Mesdames et messieurs les Cheveu-sceptiques, il va clairement falloir changer d’attitude et d’opinion au sujet de ce groupe basé à Paris et de sa musique jusqu’ici quelque peu capillotractée. Je suis bien d’accord pour dire avec vous que le premier album du groupe était bourré de trous d’air et de moments d’égarement et qu’il aurait tout juste pu remplir un honnête EP de quatre titres. Autant dire que le cas Cheveu semblait réglé d’avance, emballé c’est pesé, que cela n’allait pas faire un(e mise en) pli, un bon coup de brushing, une coloration sur les racines et on n'en parle plus. Mais Born Bad records n’est pas Josie Salon De Coiffure Pour Dames – le label a pourtant prouvé qu’en sortant les disques de Frustration il aimait la musique pour garçons coiffeurs dépressifs – et a décidé de persister et de faire confiance aux trois petits gars de Cheveu, sûrement parce qu’ils le valaient bien. Ou alors on peut dire qu’ils ont le nez creux chez Born Bad, plus que moi en tous les cas, qui jusqu’ici suis complètement resté insensible et méprisant à l’égard de ce groupe.
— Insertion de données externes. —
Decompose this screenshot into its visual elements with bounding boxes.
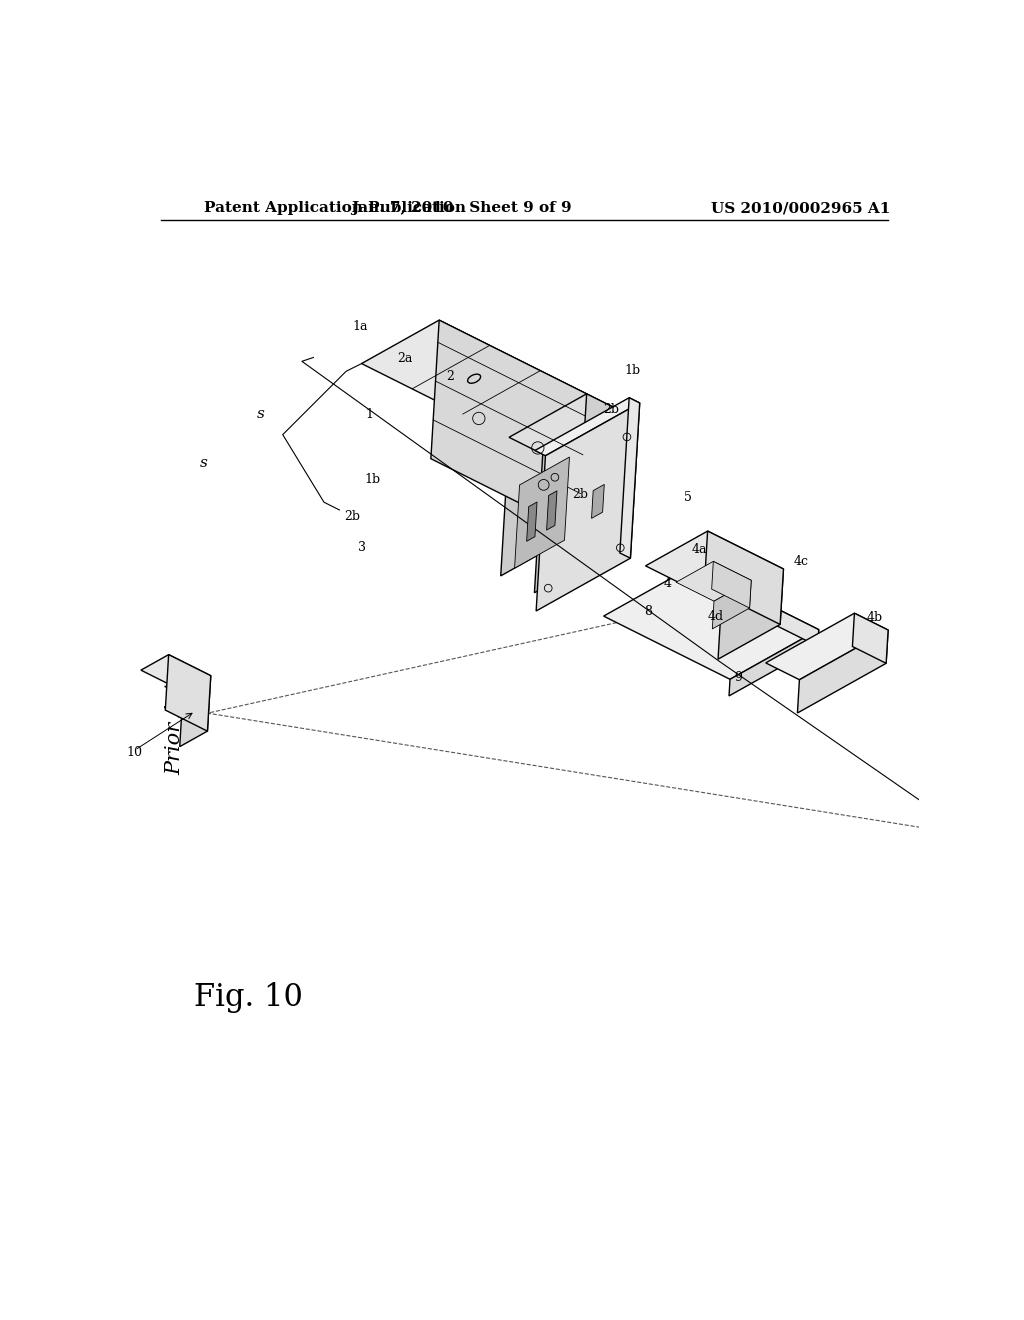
- Text: 4: 4: [664, 577, 672, 590]
- Text: Prior Art: Prior Art: [166, 681, 184, 775]
- Text: 5: 5: [684, 491, 692, 504]
- Text: 2b: 2b: [571, 488, 588, 502]
- Text: 9: 9: [734, 671, 742, 684]
- Polygon shape: [980, 657, 1024, 781]
- Polygon shape: [535, 397, 640, 455]
- Polygon shape: [361, 321, 587, 437]
- Text: Fig. 10: Fig. 10: [194, 982, 302, 1014]
- Text: 1b: 1b: [365, 473, 381, 486]
- Text: 4c: 4c: [794, 556, 809, 568]
- Polygon shape: [537, 403, 640, 611]
- Polygon shape: [712, 561, 752, 609]
- Polygon shape: [547, 491, 557, 531]
- Text: 1b: 1b: [625, 364, 640, 378]
- Text: 2: 2: [446, 370, 454, 383]
- Polygon shape: [165, 655, 211, 731]
- Text: 3: 3: [358, 541, 367, 554]
- Text: Patent Application Publication: Patent Application Publication: [204, 202, 466, 215]
- Polygon shape: [766, 614, 888, 680]
- Polygon shape: [645, 531, 783, 603]
- Polygon shape: [691, 566, 819, 647]
- Text: 4a: 4a: [692, 543, 708, 556]
- Text: 8: 8: [644, 605, 651, 618]
- Text: 2b: 2b: [603, 404, 618, 416]
- Polygon shape: [579, 393, 621, 549]
- Polygon shape: [180, 676, 211, 747]
- Polygon shape: [526, 502, 537, 541]
- Text: Jan. 7, 2010   Sheet 9 of 9: Jan. 7, 2010 Sheet 9 of 9: [351, 202, 572, 215]
- Polygon shape: [620, 397, 640, 558]
- Polygon shape: [1010, 628, 1024, 722]
- Polygon shape: [676, 561, 752, 601]
- Polygon shape: [705, 531, 783, 624]
- Polygon shape: [729, 630, 819, 696]
- Polygon shape: [592, 484, 604, 519]
- Text: 1a: 1a: [353, 321, 369, 333]
- Polygon shape: [603, 566, 819, 680]
- Text: 2a: 2a: [397, 352, 413, 366]
- Polygon shape: [509, 393, 621, 454]
- Text: US 2010/0002965 A1: US 2010/0002965 A1: [711, 202, 890, 215]
- Text: 4b: 4b: [866, 611, 883, 624]
- Text: 10: 10: [127, 746, 143, 759]
- Polygon shape: [431, 321, 587, 532]
- Polygon shape: [535, 411, 621, 593]
- Polygon shape: [798, 630, 888, 713]
- Polygon shape: [501, 393, 587, 576]
- Text: 1: 1: [366, 408, 374, 421]
- Text: s: s: [200, 457, 208, 470]
- Polygon shape: [718, 569, 783, 659]
- Polygon shape: [515, 457, 569, 568]
- Text: 4d: 4d: [708, 610, 724, 623]
- Polygon shape: [852, 614, 888, 664]
- Text: 2b: 2b: [344, 511, 360, 523]
- Polygon shape: [141, 655, 211, 692]
- Polygon shape: [713, 581, 752, 628]
- Text: s: s: [257, 407, 264, 421]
Il s’en est donc fallu de peu pour que Cheveu me passe totalement au dessus de la tête et que 1000 – c’est le nom du nouvel album du groupe – n’atterrisse même pas dans le réservoir à mp3 de l’ordinateur familial où il serait resté à moisir avant de sombrer dans l’oubli. C’eût été une profonde erreur. Le fossé qui sépare le premier album de Cheveu de 1000 est aussi large et profond qu’une raie au milieu d’un crâne d’énarque polytechnicien en fin de carrière ministérielle. Des hits, ce nouvel album en comporte largement plus de deux par face (premier bon point) et, entre ces éclats fulgurants de luminosité décadente, les titres, disons intermédiaires, ne font pas plus office de remplissage qu’ils ne font penser à une salle d’attente. Il y a effectivement des titres qui passent difficilement la rampe – Sensual Drug Abuse et sa bouillie hip-hop – et d’autres qui laissent un peu froid mais, à l’image de la pochette du disque qui pour la première fois dans l’histoire discographique de Cheveu est aussi soignée que colorée, 1000 tient enfin les promesses d’un groupe qui jusqu’ici se montrait incomplet et décevant.
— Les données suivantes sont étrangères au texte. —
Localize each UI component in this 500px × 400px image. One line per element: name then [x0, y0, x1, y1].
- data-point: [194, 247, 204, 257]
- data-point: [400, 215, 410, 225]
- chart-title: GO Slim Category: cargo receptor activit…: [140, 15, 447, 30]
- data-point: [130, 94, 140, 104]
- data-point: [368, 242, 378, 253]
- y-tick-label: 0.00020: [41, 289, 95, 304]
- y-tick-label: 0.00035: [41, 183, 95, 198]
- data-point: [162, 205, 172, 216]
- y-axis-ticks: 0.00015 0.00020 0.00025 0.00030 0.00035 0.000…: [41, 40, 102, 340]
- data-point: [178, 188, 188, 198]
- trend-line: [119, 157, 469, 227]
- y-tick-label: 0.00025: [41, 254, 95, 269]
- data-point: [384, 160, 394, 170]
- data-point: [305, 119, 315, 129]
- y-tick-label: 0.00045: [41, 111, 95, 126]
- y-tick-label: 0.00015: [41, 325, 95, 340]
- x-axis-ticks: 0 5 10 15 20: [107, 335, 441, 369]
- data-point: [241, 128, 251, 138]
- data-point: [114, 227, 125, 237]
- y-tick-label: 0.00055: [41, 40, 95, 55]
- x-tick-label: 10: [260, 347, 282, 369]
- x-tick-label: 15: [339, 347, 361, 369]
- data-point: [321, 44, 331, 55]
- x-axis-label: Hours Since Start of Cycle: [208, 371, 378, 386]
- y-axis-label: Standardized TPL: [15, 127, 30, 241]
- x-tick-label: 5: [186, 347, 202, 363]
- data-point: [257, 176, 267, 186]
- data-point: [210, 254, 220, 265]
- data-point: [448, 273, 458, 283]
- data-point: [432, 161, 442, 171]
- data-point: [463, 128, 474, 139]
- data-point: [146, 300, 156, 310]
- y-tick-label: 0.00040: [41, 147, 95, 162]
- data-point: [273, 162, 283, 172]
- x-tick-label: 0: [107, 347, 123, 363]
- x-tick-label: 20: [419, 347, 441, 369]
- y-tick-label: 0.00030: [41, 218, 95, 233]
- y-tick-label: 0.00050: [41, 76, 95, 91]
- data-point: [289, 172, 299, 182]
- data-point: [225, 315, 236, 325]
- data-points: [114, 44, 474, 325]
Pourtant les recettes de Cheveu n’ont pas réellement changé entretemps, on reconnait immédiatement le groupe – une qualité de plus en plus rare à notre époque de standardisation maximum – alors pourquoi ce revirement ? Tout simplement parce que le groupe a enfin boosté son songwriting (on l’a déjà dit : c’est ce qui explique la surpopulation de tubes sur le disque : Quattro Stagioni, Charlie Sheen, Impossible Is Not French, Ice Ice Baby, Like A Deer In The Headlights, My First Song, Bonne Nuit Chérie) au point de faire passer au second plan le côté souvent énervant du chant. Cheveu a su également maîtriser son son de gamelles lo-fi, a appris à mettre les petits plats dans les grands sans passer pour des hipsters clinquants ou des crevards racoleurs. Et des arrangements assez subtils arrivent même à vous arracher quelques frissons de midinettes (les cordes impériales sur Quattro Stagioni, No Birds ou Bonne Nuit Chérie).
Donc voilà, 1000 c’est la même chose qu’avant mais en beaucoup mieux. Ce n’était pas beaucoup plus difficile que ça. Et je reconnais mes torts : ce qu’il me fallait, c’était une bonne coupe de nouilles, bien dégagée autour des oreilles.